Nothing for it now, the father thought. He was a busy man, this doctor, much in demand. Rich people depended on his barbiturate
prescriptions. He took Teabag’s cage to the sidewalk, raised the metal door.
“Good-bye, little fellow,” he said.
Teabag wandered the neighborhood. The bigness of things was ever so frightening, all those bicycle wheels and curb grates and trash pails, the awful percussion of shoes, those pounding wing tips, high-tops, boots, not to mention the singles bars and how do you talk to women, anyway?
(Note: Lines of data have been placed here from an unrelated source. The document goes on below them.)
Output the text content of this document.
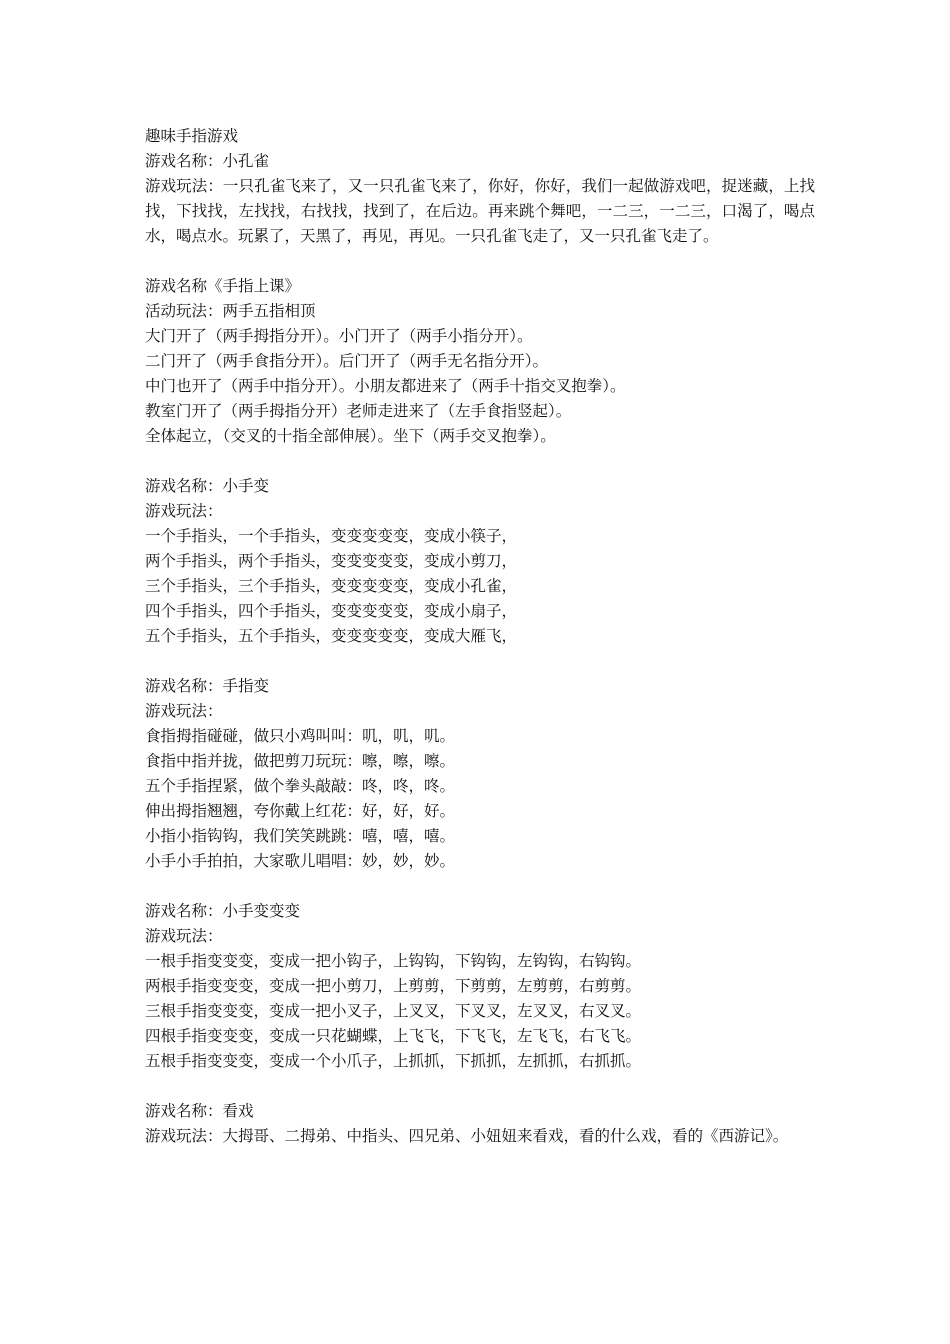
趣味手指游戏
游戏名称：小孔雀
游戏玩法：一只孔雀飞来了，又一只孔雀飞来了，你好，你好，我们一起做游戏吧，捉迷藏，上找找，下找找，左找找，右找找，找到了，在后边。再来跳个舞吧，一二三，一二三，口渴了，喝点水，喝点水。玩累了，天黑了，再见，再见。一只孔雀飞走了，又一只孔雀飞走了。
游戏名称《手指上课》
活动玩法：两手五指相顶
大门开了（两手拇指分开）。小门开了（两手小指分开）。
二门开了（两手食指分开）。后门开了（两手无名指分开）。
中门也开了（两手中指分开）。小朋友都进来了（两手十指交叉抱拳）。
教室门开了（两手拇指分开）老师走进来了（左手食指竖起）。
全体起立，（交叉的十指全部伸展）。坐下（两手交叉抱拳）。
游戏名称：小手变
游戏玩法：
一个手指头，一个手指头，变变变变变，变成小筷子，
两个手指头，两个手指头，变变变变变，变成小剪刀，
三个手指头，三个手指头，变变变变变，变成小孔雀，
四个手指头，四个手指头，变变变变变，变成小扇子，
五个手指头，五个手指头，变变变变变，变成大雁飞，
游戏名称：手指变
游戏玩法：
食指拇指碰碰，做只小鸡叫叫：叽，叽，叽。
食指中指并拢，做把剪刀玩玩：嚓，嚓，嚓。
五个手指捏紧，做个拳头敲敲：咚，咚，咚。
伸出拇指翘翘，夸你戴上红花：好，好，好。
小指小指钩钩，我们笑笑跳跳：嘻，嘻，嘻。
小手小手拍拍，大家歌儿唱唱：妙，妙，妙。
游戏名称：小手变变变
游戏玩法：
一根手指变变变，变成一把小钩子，上钩钩，下钩钩，左钩钩，右钩钩。
两根手指变变变，变成一把小剪刀，上剪剪，下剪剪，左剪剪，右剪剪。
三根手指变变变，变成一把小叉子，上叉叉，下叉叉，左叉叉，右叉叉。
四根手指变变变，变成一只花蝴蝶，上飞飞，下飞飞，左飞飞，右飞飞。
五根手指变变变，变成一个小爪子，上抓抓，下抓抓，左抓抓，右抓抓。
游戏名称：看戏
游戏玩法：大拇哥、二拇弟、中指头、四兄弟、小妞妞来看戏，看的什么戏，看的《西游记》。
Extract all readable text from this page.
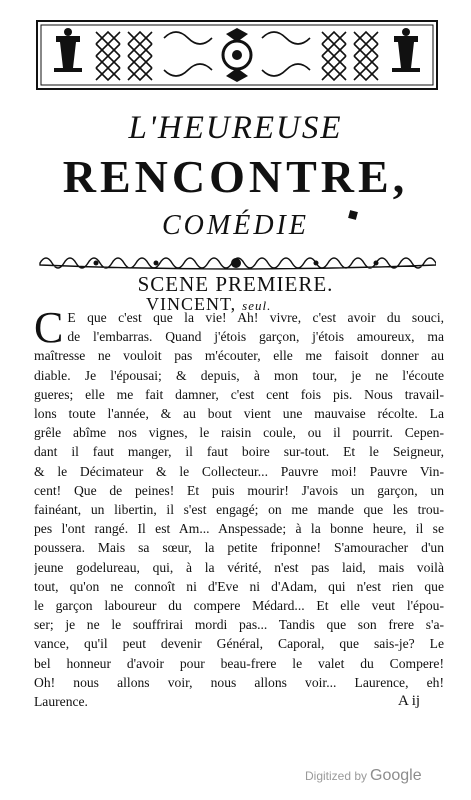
L'HEUREUSE
RENCONTRE,
COMÉDIE
SCENE PREMIERE.
VINCENT, seul.
C E que c'est que la vie! Ah! vivre, c'est avoir du souci,
de l'embarras. Quand j'étois garçon, j'étois amoureux, ma
maîtresse ne vouloit pas m'écouter, elle me faisoit donner au
diable. Je l'épousai; & depuis, à mon tour, je ne l'écoute
gueres; elle me fait damner, c'est cent fois pis. Nous travail-
lons toute l'année, & au bout vient une mauvaise récolte. La
grêle abîme nos vignes, le raisin coule, ou il pourrit. Cepen-
dant il faut manger, il faut boire sur-tout. Et le Seigneur,
& le Décimateur & le Collecteur... Pauvre moi! Pauvre Vin-
cent! Que de peines! Et puis mourir! J'avois un garçon, un
fainéant, un libertin, il s'est engagé; on me mande que les trou-
pes l'ont rangé. Il est Am... Anspessade; à la bonne heure, il se
poussera. Mais sa sœur, la petite friponne! S'amouracher d'un
jeune godelureau, qui, à la vérité, n'est pas laid, mais voilà
tout, qu'on ne connoît ni d'Eve ni d'Adam, qui n'est rien que
le garçon laboureur du compere Médard... Et elle veut l'épou-
ser; je ne le souffrirai mordi pas... Tandis que son frere s'a-
vance, qu'il peut devenir Général, Caporal, que sais-je? Le
bel honneur d'avoir pour beau-frere le valet du Compere!
Oh! nous allons voir, nous allons voir... Laurence, eh!
Laurence.	A ij
Digitized by Google
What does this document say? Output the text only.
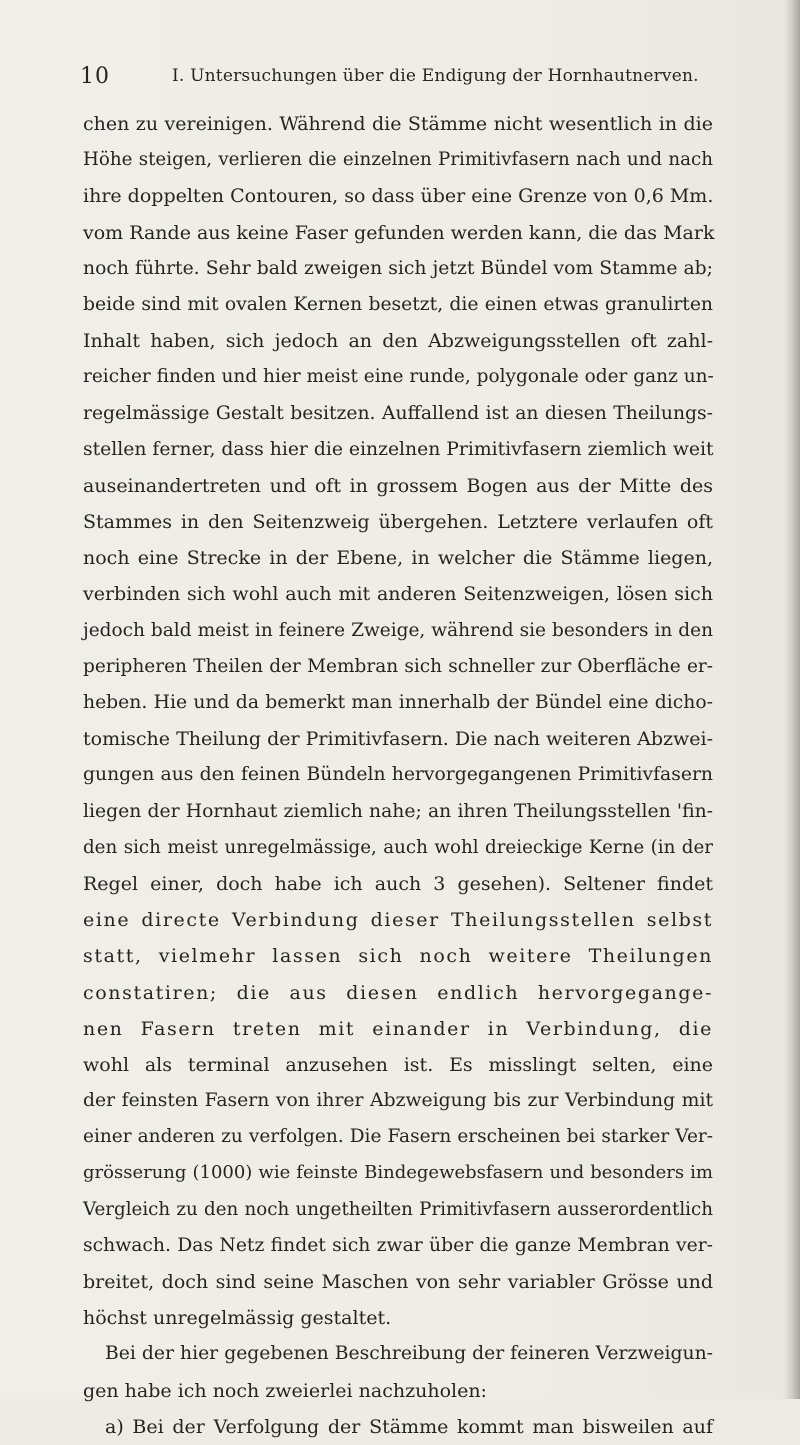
10	I. Untersuchungen über die Endigung der Hornhautnerven.
chen zu vereinigen. Während die Stämme nicht wesentlich in die
Höhe steigen, verlieren die einzelnen Primitivfasern nach und nach
ihre doppelten Contouren, so dass über eine Grenze von 0,6 Mm.
vom Rande aus keine Faser gefunden werden kann, die das Mark
noch führte. Sehr bald zweigen sich jetzt Bündel vom Stamme ab;
beide sind mit ovalen Kernen besetzt, die einen etwas granulirten
Inhalt haben, sich jedoch an den Abzweigungsstellen oft zahl-
reicher finden und hier meist eine runde, polygonale oder ganz un-
regelmässige Gestalt besitzen. Auffallend ist an diesen Theilungs-
stellen ferner, dass hier die einzelnen Primitivfasern ziemlich weit
auseinandertreten und oft in grossem Bogen aus der Mitte des
Stammes in den Seitenzweig übergehen. Letztere verlaufen oft
noch eine Strecke in der Ebene, in welcher die Stämme liegen,
verbinden sich wohl auch mit anderen Seitenzweigen, lösen sich
jedoch bald meist in feinere Zweige, während sie besonders in den
peripheren Theilen der Membran sich schneller zur Oberfläche er-
heben. Hie und da bemerkt man innerhalb der Bündel eine dicho-
tomische Theilung der Primitivfasern. Die nach weiteren Abzwei-
gungen aus den feinen Bündeln hervorgegangenen Primitivfasern
liegen der Hornhaut ziemlich nahe; an ihren Theilungsstellen 'fin-
den sich meist unregelmässige, auch wohl dreieckige Kerne (in der
Regel einer, doch habe ich auch 3 gesehen). Seltener findet
eine directe Verbindung dieser Theilungsstellen selbst
statt, vielmehr lassen sich noch weitere Theilungen
constatiren; die aus diesen endlich hervorgegange-
nen Fasern treten mit einander in Verbindung, die
wohl als terminal anzusehen ist. Es misslingt selten, eine
der feinsten Fasern von ihrer Abzweigung bis zur Verbindung mit
einer anderen zu verfolgen. Die Fasern erscheinen bei starker Ver-
grösserung (1000) wie feinste Bindegewebsfasern und besonders im
Vergleich zu den noch ungetheilten Primitivfasern ausserordentlich
schwach. Das Netz findet sich zwar über die ganze Membran ver-
breitet, doch sind seine Maschen von sehr variabler Grösse und
höchst unregelmässig gestaltet.
Bei der hier gegebenen Beschreibung der feineren Verzweigun-
gen habe ich noch zweierlei nachzuholen:
a) Bei der Verfolgung der Stämme kommt man bisweilen auf
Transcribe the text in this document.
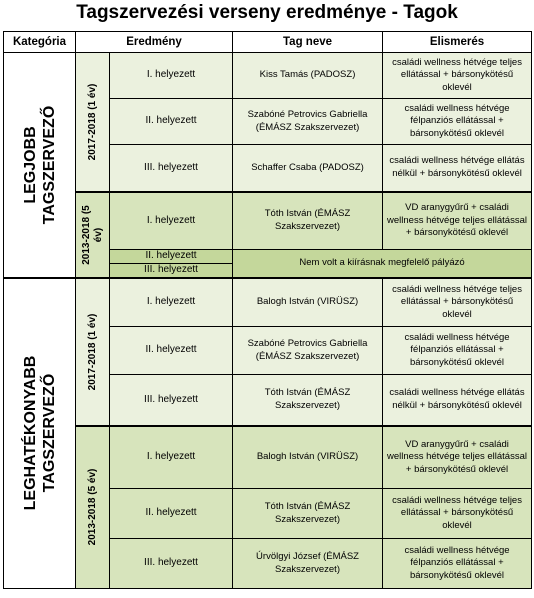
Tagszervezési verseny eredménye - Tagok
Kategória	Eredmény		Tag neve	Elismerés

LEGJOBB TAGSZERVEZŐ	2017-2018 (1 év)	I. helyezett	Kiss Tamás (PADOSZ)	családi wellness hétvége teljes ellátással + bársonykötésű oklevél
		II. helyezett	Szabóné Petrovics Gabriella (ÉMÁSZ Szakszervezet)	családi wellness hétvége félpanziós ellátással + bársonykötésű oklevél
		III. helyezett	Schaffer Csaba (PADOSZ)	családi wellness hétvége ellátás nélkül + bársonykötésű oklevél

	2013-2018 (5 év)	I. helyezett	Tóth István (ÉMÁSZ Szakszervezet)	VD aranygyűrű + családi wellness hétvége teljes ellátással + bársonykötésű oklevél
		II. helyezett	Nem volt a kiírásnak megfelelő pályázó	
		III. helyezett		

LEGHATÉKONYABB TAGSZERVEZŐ	2017-2018 (1 év)	I. helyezett	Balogh István (VIRÜSZ)	családi wellness hétvége teljes ellátással + bársonykötésű oklevél
		II. helyezett	Szabóné Petrovics Gabriella (ÉMÁSZ Szakszervezet)	családi wellness hétvége félpanziós ellátással + bársonykötésű oklevél
		III. helyezett	Tóth István (ÉMÁSZ Szakszervezet)	családi wellness hétvége ellátás nélkül + bársonykötésű oklevél

	2013-2018 (5 év)	I. helyezett	Balogh István (VIRÜSZ)	VD aranygyűrű + családi wellness hétvége teljes ellátással + bársonykötésű oklevél
		II. helyezett	Tóth István (ÉMÁSZ Szakszervezet)	családi wellness hétvége teljes ellátással + bársonykötésű oklevél
		III. helyezett	Úrvölgyi József (ÉMÁSZ Szakszervezet)	családi wellness hétvége félpanziós ellátással + bársonykötésű oklevél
Teabag found an upended paper cup near the minimart, scurried inside. There in the cool dark of the cup he squeaked out the name of the dead girl again and again, licked at flecks of coffee dried on the walls of his ready-made cave. The flecks made him nervous. He had a sad nervous hole in his heart. Now, suddenly, he felt himself being lifted upward. His paper shelter swiveled in midair. Teabag gazed into a pair of eyes the color of stale filberts, slivers of which the little girl had also fed him on occasion. The face around the eyes was bathed in blood.
“I’m Fontaine,” said the face through its viscous red web. “Why do you weep, little mouse?”
Teabag started to tell this creature Fontaine about the little girl, her father, the Camembert, the chemo.
“Stop!” said Fontaine. “I don’t want to hear it!”
“But it’s all true,” said Teabag. “It’s what happened to me.”
“That’s not the point,” said Fontaine. “It’s not celebratory, see? It’s too negative. It’s even kind of sick. Chemo? Camembert? It makes no sense!”
Whereupon Fontaine squeezed the paper cup. Mouse guts squirted to the pavement. Our poor hero was now but a smear of fur, even the grief pinched out of him.